Si dice: siamo in guerra. Il fatto è che in una guerra c’è un nemico che attacca, che invade un territorio. In realtà, il nemico in questo caso era già in casa. Chi ha seminato morte a Parigi e Bruxelles parla una lingua europea, una nostra lingua. Semmai, poi, parla anche una lingua araba. Capisce noi ma noi non capiamo lui. Mondi diversi e lontani? No, vicinissimi, tanto vicini che i “nemici in casa nostra” si muovono con passaporti comunitari, attraversano le frontiere in virtù degli accordi di Schengen. Sono, allo stesso tempo, estranei e consanguinei. In una intervista a “il Foglio” del 10 novembre del 2005, parlando della rivolta delle banlieues francesi, il giornalista tunisino Latif Lakhdar parlava di ragazzi disagiati “caduti tra due sedie, perché non si sentono francesi, parlano male o per niente l’arabo, hanno perduto la cultura dei genitori e per questa ragione si sentono emarginati sia in Francia sia nel loro paese d’origine”. Questo primo elemento può indurci a pensare che l’estremismo islamico non è una questione di vocazione ma, piuttosto, una occasione, una sorta di detonatore (l’uso del sostantivo non è casuale) attraverso il quale far esplodere una rabbia che ha mille volti ma nessuna identità culturale. Lo storico George Bensousson ha scritto un libro su “i territori perduti della République” e a sua volta il filosofo e sociologo Jean Baudrillard in un articolo apparso su “Liberation” sempre parlando di quei ragazzi di undici anni fa che incendiarono i sobborghi, sottolineava che il loro slogan era: “Fuck you mother” dove la madre da sfanculare era la Francia vissuta ormai come matrigna. E concludeva: “Tutto porta a considerare che queste sono le fasi successive di una rivolta che non è affatto vicina a concludersi”. Era l’11 di novembre del 2005 quando appariva questo scritto. Non c’è qualcosa di profetico?

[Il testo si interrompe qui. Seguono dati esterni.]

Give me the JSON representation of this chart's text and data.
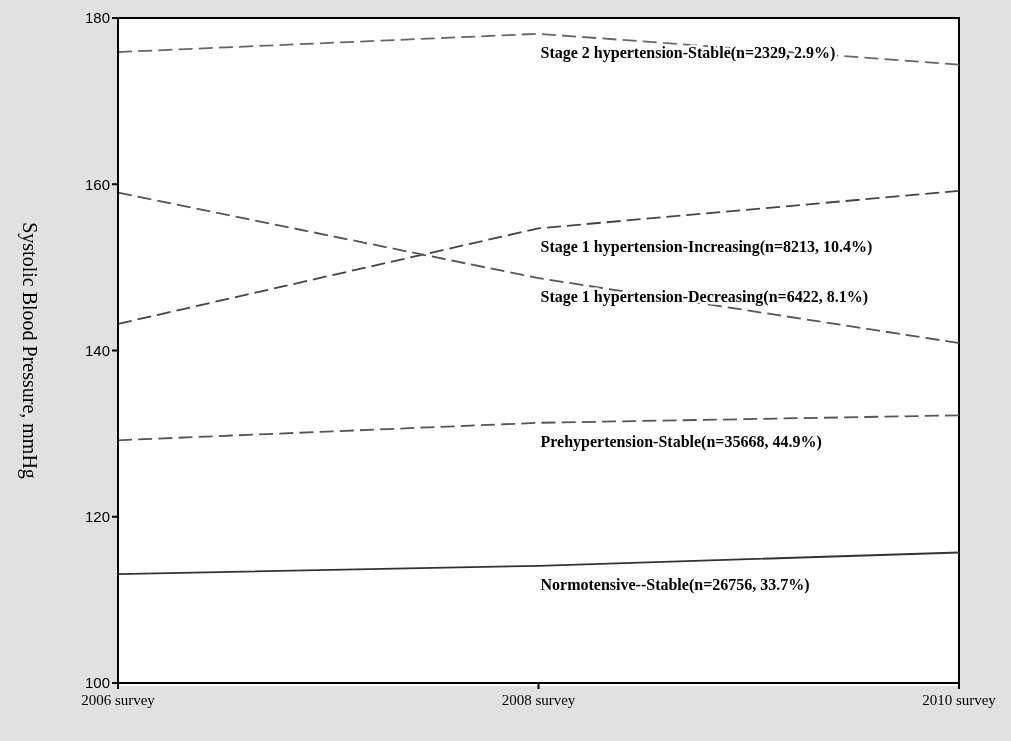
{
  "chart_data": {
    "type": "line",
    "ylabel": "Systolic Blood Pressure, mmHg",
    "categories": [
      "2006 survey",
      "2008 survey",
      "2010 survey"
    ],
    "ylim": [
      100,
      180
    ],
    "yticks": [
      100,
      120,
      140,
      160,
      180
    ],
    "grid": false,
    "legend": false,
    "marker": "none",
    "series": [
      {
        "name": "Stage 2 hypertension-Stable(n=2329, 2.9%)",
        "color": "#666666",
        "line_style": "dashed",
        "values": [
          175.9,
          178.1,
          174.4
        ]
      },
      {
        "name": "Stage 1 hypertension-Increasing(n=8213, 10.4%)",
        "color": "#444444",
        "line_style": "dashed",
        "values": [
          143.2,
          154.7,
          159.2
        ]
      },
      {
        "name": "Stage 1 hypertension-Decreasing(n=6422, 8.1%)",
        "color": "#555555",
        "line_style": "dashed",
        "values": [
          159.0,
          148.7,
          140.9
        ]
      },
      {
        "name": "Prehypertension-Stable(n=35668, 44.9%)",
        "color": "#555555",
        "line_style": "dashed",
        "values": [
          129.2,
          131.3,
          132.2
        ]
      },
      {
        "name": "Normotensive--Stable(n=26756, 33.7%)",
        "color": "#333333",
        "line_style": "solid",
        "values": [
          113.1,
          114.1,
          115.7
        ]
      }
    ]
  }
}
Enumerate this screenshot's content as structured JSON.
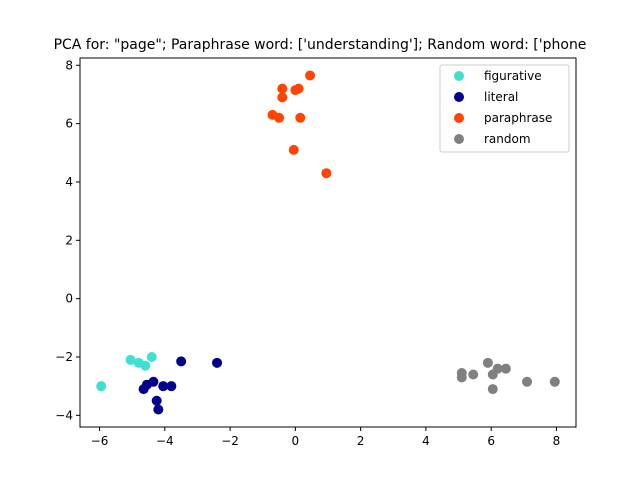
{
  "chart_data": {
    "type": "scatter",
    "title": "PCA for: \"page\"; Paraphrase word: ['understanding']; Random word: ['phone",
    "xlabel": "",
    "ylabel": "",
    "xlim": [
      -6.6,
      8.6
    ],
    "ylim": [
      -4.4,
      8.25
    ],
    "xticks": [
      -6,
      -4,
      -2,
      0,
      2,
      4,
      6,
      8
    ],
    "yticks": [
      -4,
      -2,
      0,
      2,
      4,
      6,
      8
    ],
    "grid": false,
    "legend_position": "top-right",
    "series": [
      {
        "name": "figurative",
        "color": "#40e0d0",
        "points": [
          [
            -5.95,
            -3.0
          ],
          [
            -5.05,
            -2.1
          ],
          [
            -4.8,
            -2.2
          ],
          [
            -4.6,
            -2.3
          ],
          [
            -4.4,
            -2.0
          ]
        ]
      },
      {
        "name": "literal",
        "color": "#00008b",
        "points": [
          [
            -4.65,
            -3.1
          ],
          [
            -4.55,
            -2.95
          ],
          [
            -4.35,
            -2.85
          ],
          [
            -4.25,
            -3.5
          ],
          [
            -4.2,
            -3.8
          ],
          [
            -4.05,
            -3.0
          ],
          [
            -3.8,
            -3.0
          ],
          [
            -3.5,
            -2.15
          ],
          [
            -2.4,
            -2.2
          ]
        ]
      },
      {
        "name": "paraphrase",
        "color": "#ff4500",
        "points": [
          [
            -0.7,
            6.3
          ],
          [
            -0.5,
            6.2
          ],
          [
            -0.4,
            7.2
          ],
          [
            -0.4,
            6.9
          ],
          [
            -0.05,
            5.1
          ],
          [
            0.0,
            7.15
          ],
          [
            0.1,
            7.2
          ],
          [
            0.15,
            6.2
          ],
          [
            0.45,
            7.65
          ],
          [
            0.95,
            4.3
          ]
        ]
      },
      {
        "name": "random",
        "color": "#808080",
        "points": [
          [
            5.1,
            -2.55
          ],
          [
            5.1,
            -2.7
          ],
          [
            5.45,
            -2.6
          ],
          [
            5.9,
            -2.2
          ],
          [
            6.05,
            -2.6
          ],
          [
            6.05,
            -3.1
          ],
          [
            6.2,
            -2.4
          ],
          [
            6.45,
            -2.4
          ],
          [
            7.1,
            -2.85
          ],
          [
            7.95,
            -2.85
          ]
        ]
      }
    ]
  }
}
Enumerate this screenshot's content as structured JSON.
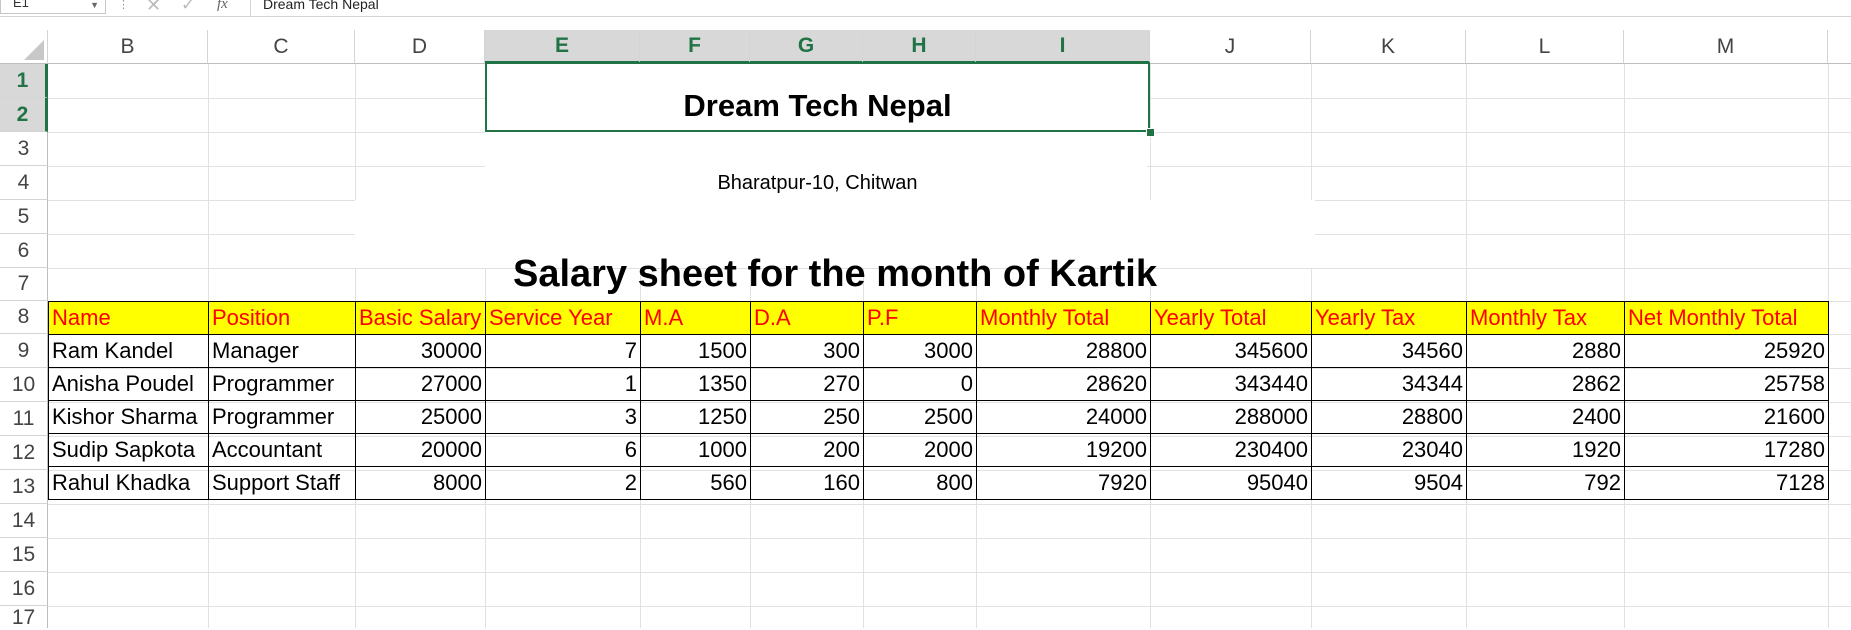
{
  "formula_bar": {
    "name_box": "E1",
    "cancel_icon": "cancel-icon",
    "enter_icon": "enter-icon",
    "fx_label": "fx",
    "content": "Dream Tech Nepal"
  },
  "columns": [
    "B",
    "C",
    "D",
    "E",
    "F",
    "G",
    "H",
    "I",
    "J",
    "K",
    "L",
    "M"
  ],
  "selected_columns": [
    "E",
    "F",
    "G",
    "H",
    "I"
  ],
  "rows": [
    "1",
    "2",
    "3",
    "4",
    "5",
    "6",
    "7",
    "8",
    "9",
    "10",
    "11",
    "12",
    "13",
    "14",
    "15",
    "16",
    "17"
  ],
  "selected_rows": [
    "1",
    "2"
  ],
  "cells": {
    "company_name": "Dream Tech Nepal",
    "address": "Bharatpur-10, Chitwan",
    "sheet_title": "Salary sheet for the month of Kartik"
  },
  "table": {
    "headers": [
      "Name",
      "Position",
      "Basic Salary",
      "Service Year",
      "M.A",
      "D.A",
      "P.F",
      "Monthly Total",
      "Yearly Total",
      "Yearly Tax",
      "Monthly Tax",
      "Net Monthly Total"
    ],
    "rows": [
      [
        "Ram Kandel",
        "Manager",
        "30000",
        "7",
        "1500",
        "300",
        "3000",
        "28800",
        "345600",
        "34560",
        "2880",
        "25920"
      ],
      [
        "Anisha Poudel",
        "Programmer",
        "27000",
        "1",
        "1350",
        "270",
        "0",
        "28620",
        "343440",
        "34344",
        "2862",
        "25758"
      ],
      [
        "Kishor Sharma",
        "Programmer",
        "25000",
        "3",
        "1250",
        "250",
        "2500",
        "24000",
        "288000",
        "28800",
        "2400",
        "21600"
      ],
      [
        "Sudip Sapkota",
        "Accountant",
        "20000",
        "6",
        "1000",
        "200",
        "2000",
        "19200",
        "230400",
        "23040",
        "1920",
        "17280"
      ],
      [
        "Rahul Khadka",
        "Support Staff",
        "8000",
        "2",
        "560",
        "160",
        "800",
        "7920",
        "95040",
        "9504",
        "792",
        "7128"
      ]
    ]
  },
  "colors": {
    "header_fill": "#ffff00",
    "header_text": "#ff0000",
    "selection_green": "#217346"
  }
}
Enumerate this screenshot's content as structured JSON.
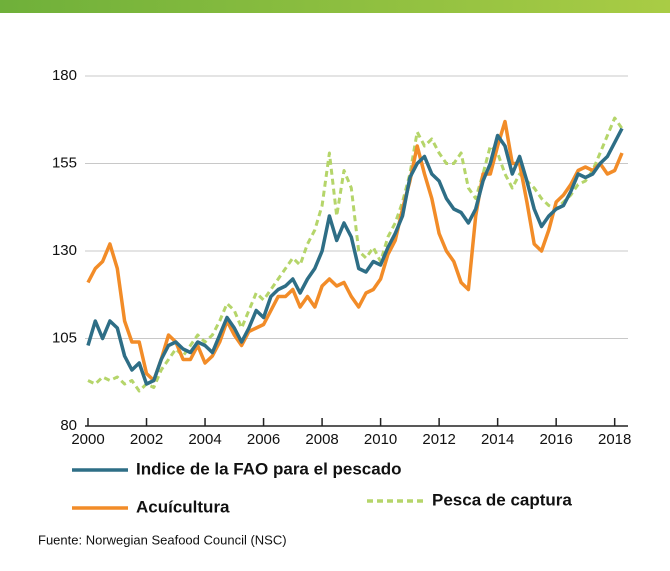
{
  "chart_data": {
    "type": "line",
    "x": [
      2000,
      2000.25,
      2000.5,
      2000.75,
      2001,
      2001.25,
      2001.5,
      2001.75,
      2002,
      2002.25,
      2002.5,
      2002.75,
      2003,
      2003.25,
      2003.5,
      2003.75,
      2004,
      2004.25,
      2004.5,
      2004.75,
      2005,
      2005.25,
      2005.5,
      2005.75,
      2006,
      2006.25,
      2006.5,
      2006.75,
      2007,
      2007.25,
      2007.5,
      2007.75,
      2008,
      2008.25,
      2008.5,
      2008.75,
      2009,
      2009.25,
      2009.5,
      2009.75,
      2010,
      2010.25,
      2010.5,
      2010.75,
      2011,
      2011.25,
      2011.5,
      2011.75,
      2012,
      2012.25,
      2012.5,
      2012.75,
      2013,
      2013.25,
      2013.5,
      2013.75,
      2014,
      2014.25,
      2014.5,
      2014.75,
      2015,
      2015.25,
      2015.5,
      2015.75,
      2016,
      2016.25,
      2016.5,
      2016.75,
      2017,
      2017.25,
      2017.5,
      2017.75,
      2018,
      2018.25
    ],
    "series": [
      {
        "name": "Indice de la FAO para el pescado",
        "color": "#2e6e86",
        "dash": "solid",
        "values": [
          103,
          110,
          105,
          110,
          108,
          100,
          96,
          98,
          92,
          93,
          99,
          103,
          104,
          102,
          101,
          104,
          103,
          101,
          106,
          111,
          108,
          104,
          108,
          113,
          111,
          117,
          119,
          120,
          122,
          118,
          122,
          125,
          130,
          140,
          133,
          138,
          134,
          125,
          124,
          127,
          126,
          131,
          135,
          140,
          151,
          155,
          157,
          152,
          150,
          145,
          142,
          141,
          138,
          142,
          150,
          155,
          163,
          160,
          152,
          157,
          150,
          142,
          137,
          140,
          142,
          143,
          147,
          152,
          151,
          152,
          155,
          157,
          161,
          165
        ]
      },
      {
        "name": "Acuícultura",
        "color": "#f28c28",
        "dash": "solid",
        "values": [
          121,
          125,
          127,
          132,
          125,
          110,
          104,
          104,
          95,
          93,
          99,
          106,
          104,
          99,
          99,
          103,
          98,
          100,
          104,
          110,
          106,
          103,
          107,
          108,
          109,
          113,
          117,
          117,
          119,
          114,
          117,
          114,
          120,
          122,
          120,
          121,
          117,
          114,
          118,
          119,
          122,
          129,
          133,
          142,
          150,
          160,
          152,
          145,
          135,
          130,
          127,
          121,
          119,
          140,
          152,
          152,
          160,
          167,
          155,
          155,
          144,
          132,
          130,
          136,
          144,
          146,
          149,
          153,
          154,
          153,
          155,
          152,
          153,
          158
        ]
      },
      {
        "name": "Pesca de captura",
        "color": "#b5d56a",
        "dash": "dashed",
        "values": [
          93,
          92,
          94,
          93,
          94,
          92,
          93,
          90,
          92,
          91,
          96,
          99,
          102,
          100,
          103,
          106,
          104,
          106,
          110,
          115,
          113,
          108,
          113,
          118,
          116,
          119,
          122,
          125,
          128,
          126,
          132,
          136,
          143,
          158,
          140,
          153,
          148,
          130,
          128,
          131,
          127,
          134,
          138,
          144,
          152,
          164,
          160,
          162,
          158,
          155,
          155,
          158,
          148,
          145,
          152,
          160,
          158,
          152,
          148,
          152,
          150,
          148,
          145,
          143,
          142,
          144,
          146,
          149,
          150,
          153,
          158,
          163,
          168,
          165
        ]
      }
    ],
    "xlim": [
      2000,
      2018.25
    ],
    "xticks": [
      2000,
      2002,
      2004,
      2006,
      2008,
      2010,
      2012,
      2014,
      2016,
      2018
    ],
    "ylim": [
      80,
      180
    ],
    "yticks": [
      80,
      105,
      130,
      155,
      180
    ],
    "grid": true,
    "source": "Fuente: Norwegian Seafood Council (NSC)"
  }
}
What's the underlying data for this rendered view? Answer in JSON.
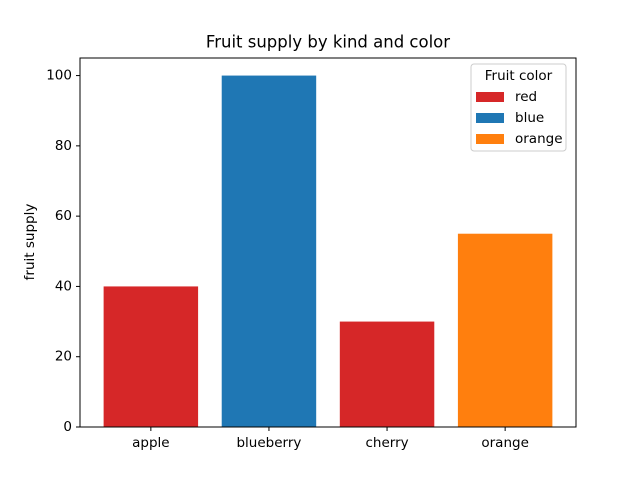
{
  "chart_data": {
    "type": "bar",
    "title": "Fruit supply by kind and color",
    "y_label": "fruit supply",
    "categories": [
      "apple",
      "blueberry",
      "cherry",
      "orange"
    ],
    "series": [
      {
        "name": "red",
        "color": "#d62728",
        "values": [
          40,
          null,
          30,
          null
        ]
      },
      {
        "name": "blue",
        "color": "#1f77b4",
        "values": [
          null,
          100,
          null,
          null
        ]
      },
      {
        "name": "orange",
        "color": "#ff7f0e",
        "values": [
          null,
          null,
          null,
          55
        ]
      }
    ],
    "legend_title": "Fruit color",
    "legend_position": "upper-right",
    "ylim": [
      0,
      105
    ],
    "yticks": [
      0,
      20,
      40,
      60,
      80,
      100
    ],
    "grid": false
  }
}
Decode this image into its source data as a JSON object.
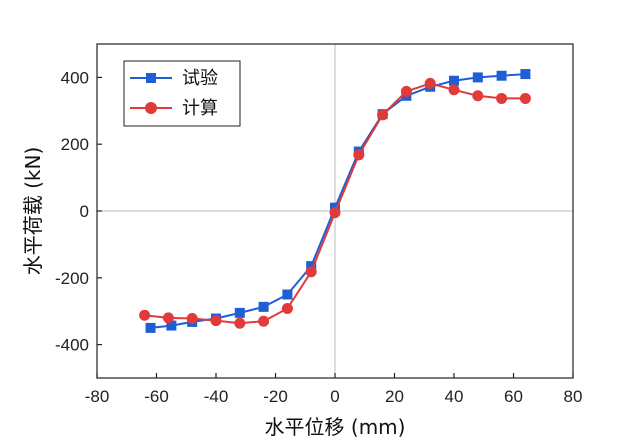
{
  "chart_data": {
    "type": "line",
    "title": "",
    "xlabel": "水平位移 (mm)",
    "ylabel": "水平荷载 (kN)",
    "xlim": [
      -80,
      80
    ],
    "ylim": [
      -500,
      500
    ],
    "xticks": [
      -80,
      -60,
      -40,
      -20,
      0,
      20,
      40,
      60,
      80
    ],
    "yticks": [
      -400,
      -200,
      0,
      200,
      400
    ],
    "xtick_labels": [
      "-80",
      "-60",
      "-40",
      "-20",
      "0",
      "20",
      "40",
      "60",
      "80"
    ],
    "ytick_labels": [
      "-400",
      "-200",
      "0",
      "200",
      "400"
    ],
    "zero_lines": true,
    "legend_position": "top-left",
    "series": [
      {
        "name": "试验",
        "color": "#1f5fd6",
        "marker": "square",
        "x": [
          -62,
          -55,
          -48,
          -40,
          -32,
          -24,
          -16,
          -8,
          0,
          8,
          16,
          24,
          32,
          40,
          48,
          56,
          64
        ],
        "y": [
          -350,
          -343,
          -332,
          -322,
          -305,
          -287,
          -250,
          -165,
          10,
          178,
          290,
          345,
          372,
          390,
          400,
          405,
          410
        ]
      },
      {
        "name": "计算",
        "color": "#e03a3a",
        "marker": "circle",
        "x": [
          -64,
          -56,
          -48,
          -40,
          -32,
          -24,
          -16,
          -8,
          0,
          8,
          16,
          24,
          32,
          40,
          48,
          56,
          64
        ],
        "y": [
          -312,
          -320,
          -322,
          -328,
          -336,
          -330,
          -292,
          -182,
          -5,
          168,
          288,
          358,
          382,
          363,
          345,
          337,
          337
        ]
      }
    ]
  }
}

Sì, certo poi si può anche dare la risposta che diede al giornale israeliano Haaretz, il filosofo Alain Finkielkraut, evidentemente già affascinato dalle ricette della destra per il recupero dell’identità nazionale: “La rivolta nelle periferie non è sociale, né economica, ma etnico-religiosa, opera di islamici arabi e neri”. Fu in qualche maniera la linea dell’allora ministro dell’interno, Nicolas Sarkozy che annunciò che avrebbe estirpato la “racaille”, la “feccia” dalle periferie. E la risposta che nella sua semplicità era un piccolo compendio sociologico, gliela diede un calciatore, Lilian Thuram, ricco ma non dimentico delle sue origini: “Noi non siamo feccia. Anche io sono cresciuto in una banlieue e non mi piace sentire la gente che parla di ripulire per portare ordine. Può darsi che Sarkozy non abbia pesato bene le parole ma le prendo come una offesa personale. Le violenze dei giovani fanno tristezza, per loro l’esibizione della forza è forse l’unico mezzo per essere presi in considerazione da chi governa”. Spesso nelle sue previsioni (con conseguenti azioni) “Sarko” ha preso delle colossali topiche: la Libia rappresenta il monumento alla sua ottenebrata visione politica.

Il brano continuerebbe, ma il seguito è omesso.